Rien , vraiment rien dans ce pays n'évoquait tant la tragédie que de naître atteint d'albinisme. Des albinos, on rapportait qu'il ne leur manquait pas un don d'ubiquité et qu'ils répandaient la mort dans leur sillage. On prétendait que leur sécrétion érotique allongeait la vie de la femme qui se prévalait de la recueillir dans son ventre, mais qu'à travers leurs yeux se profilaient les chemins de l'enfer. On soutenait que leur coeur continuait à battre dans la tombe, augmentait d'intensité, créait des secousses telluriques, faisait osciller la plaque terrestre, entraînait le dérapage des pieds. On prétendait que la main d'un albinos, fermée sur une pièce de monnaie, de plus petite valeur qui fût, apportait la fortune. On disait que la cendre de sa mèche, mélangée à quelque onguent dans lequel on avait pris soin de rajouter une goutte d'urine canine, procurait à celui qui s'en enduisait un attrait incommensurable. On affirmait que le bout de son prépuce, gardé sur soi en permanence, décuplait la virilité. Aussi se méfiait-on des albinos. Aussi évitait-on de leur emboîter le pas, de croiser leur regard. On brisait les règles de bienséance pour accéder à l'intimité de leur corps. On les violait, les yeux fermés. On les violentait, le regard détourné. On les tondait comme des moutons noirs. On les amputait des mains à la hampe. On leur sectionnait la verge pour s 'emparer du gland. Morts, on livrait leurs cadavres aux charognards de peur de les enterrer auprès des siens, sur sa terre, dans les limites de sa contrée. Ils vivaient terrés, dans la terreur, comme des varans. Lorsqu'ils apparaissaient au grand jour, ils semblaient surgir des catacombes. Certains parents préféraient les occire à la naissance, avant qu'ils ne fussent conscients du sort qui leur serait réservé, avant que l'oeil de la société ne s'ouvrit sur ces familles, que sa langue ne crachât le pire du venin. Car une famille qui en comptait parmi ses membres était abhorrée à l'échelle du pays.

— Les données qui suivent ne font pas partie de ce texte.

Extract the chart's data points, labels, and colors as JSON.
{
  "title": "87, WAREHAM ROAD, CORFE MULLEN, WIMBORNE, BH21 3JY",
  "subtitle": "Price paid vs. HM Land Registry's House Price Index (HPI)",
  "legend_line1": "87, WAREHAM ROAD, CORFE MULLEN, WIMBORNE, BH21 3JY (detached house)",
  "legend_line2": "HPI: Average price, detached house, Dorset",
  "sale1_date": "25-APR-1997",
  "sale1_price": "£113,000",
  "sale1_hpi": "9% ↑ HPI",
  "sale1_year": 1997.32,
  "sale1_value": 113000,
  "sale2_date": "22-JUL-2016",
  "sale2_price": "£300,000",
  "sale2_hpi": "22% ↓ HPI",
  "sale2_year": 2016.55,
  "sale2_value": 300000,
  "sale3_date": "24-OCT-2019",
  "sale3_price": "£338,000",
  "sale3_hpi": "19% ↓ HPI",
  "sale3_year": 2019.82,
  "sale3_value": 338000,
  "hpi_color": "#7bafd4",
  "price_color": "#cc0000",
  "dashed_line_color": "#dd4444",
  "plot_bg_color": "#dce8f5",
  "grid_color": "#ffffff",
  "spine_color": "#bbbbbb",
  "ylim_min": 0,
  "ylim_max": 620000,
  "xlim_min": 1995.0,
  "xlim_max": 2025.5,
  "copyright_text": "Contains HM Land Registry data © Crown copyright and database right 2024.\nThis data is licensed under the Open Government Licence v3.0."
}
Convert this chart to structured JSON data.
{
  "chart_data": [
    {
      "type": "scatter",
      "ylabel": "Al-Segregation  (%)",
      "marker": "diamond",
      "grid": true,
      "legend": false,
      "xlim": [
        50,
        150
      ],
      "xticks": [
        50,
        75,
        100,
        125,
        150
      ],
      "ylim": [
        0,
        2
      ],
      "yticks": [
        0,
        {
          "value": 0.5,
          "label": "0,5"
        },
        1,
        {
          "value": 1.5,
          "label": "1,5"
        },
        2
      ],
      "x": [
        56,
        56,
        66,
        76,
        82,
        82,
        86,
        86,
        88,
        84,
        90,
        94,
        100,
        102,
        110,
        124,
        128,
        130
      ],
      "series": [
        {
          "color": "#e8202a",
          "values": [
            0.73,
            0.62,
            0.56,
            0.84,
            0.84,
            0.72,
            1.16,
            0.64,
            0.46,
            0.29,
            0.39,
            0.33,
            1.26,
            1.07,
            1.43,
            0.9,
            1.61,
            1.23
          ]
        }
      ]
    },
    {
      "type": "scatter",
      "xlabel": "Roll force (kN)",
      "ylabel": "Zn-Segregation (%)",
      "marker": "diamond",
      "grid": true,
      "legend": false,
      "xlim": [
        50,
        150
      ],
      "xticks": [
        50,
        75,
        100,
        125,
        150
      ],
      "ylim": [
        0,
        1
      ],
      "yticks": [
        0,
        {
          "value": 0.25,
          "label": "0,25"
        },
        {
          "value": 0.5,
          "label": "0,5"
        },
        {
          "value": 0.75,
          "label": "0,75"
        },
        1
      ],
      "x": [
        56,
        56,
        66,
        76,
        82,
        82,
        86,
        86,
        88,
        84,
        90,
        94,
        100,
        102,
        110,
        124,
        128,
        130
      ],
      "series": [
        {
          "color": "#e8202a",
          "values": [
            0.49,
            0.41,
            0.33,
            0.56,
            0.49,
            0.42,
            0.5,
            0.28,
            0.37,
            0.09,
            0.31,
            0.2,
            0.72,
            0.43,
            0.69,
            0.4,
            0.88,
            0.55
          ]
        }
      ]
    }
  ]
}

Avec de tels propos, ce gendarme oubliait que Rhadi n'était que la copie conforme de Kitof. Il oubliait que chaque offense proférée en allusion à son albinisme ricochait pour atteindre l'âme de son interlocuteur avec une violence inouïe. Kitof, quant à lui, feignait d'oublier que l'argent ne lui apportait pas la couche de mélanine qui lui manquait. Il avait simplement obscurci le regard de son entourage à son endroit. Il ne brillait pas davantage, mais ce sont les yeux de ses compatriotes qui s'ouvraient sur lui. Il ne plaisait pas, il déplaisait moins. Les gens ne venaient pas à lui, c'est lui qui s'en approchait. On ne lui ouvrait pas les bras, on brassait des affaires avec lui. On ne lui déverrouillait pas la porte, on verrouillait à son passage le grenier de haine. On ne lui tournait pas le dos, on détournait le regard.
Il se risqua une dernière fois à interpeller Rhadi sur son avenir. Ce dernier repensa aux fourmis. Comme elles, il percevait son avenir dans un trou sombre d'où, se figurait-il, s'échapperait son esprit si son corps s'en montrait incapable. Son esprit vivait en liberté et nul ne pouvait restreindre son espace. Il trouva Kitof si ingénu d'occulter cette réalité. Si lui, Rhadi, n'avait pensé qu'à son corps, il y a bien longtemps qu'il aurait accepté l'offre que lui proposait Kitof. Mais il trouvait son esprit plus important que son corps.
Il suffisait de peu pour susciter de tels égards dans ce pays. Cela dépendait de choses aussi simples que banales par ailleurs. Il suffisait d'étaler des formes généreuses, de rouler en tacot ou de faire preuve publiquement d'une certaine aisance matérielle. Ensuite, tout vous était permis. Kitof le savait bien et n'en abusait pas moins à chaque occasion.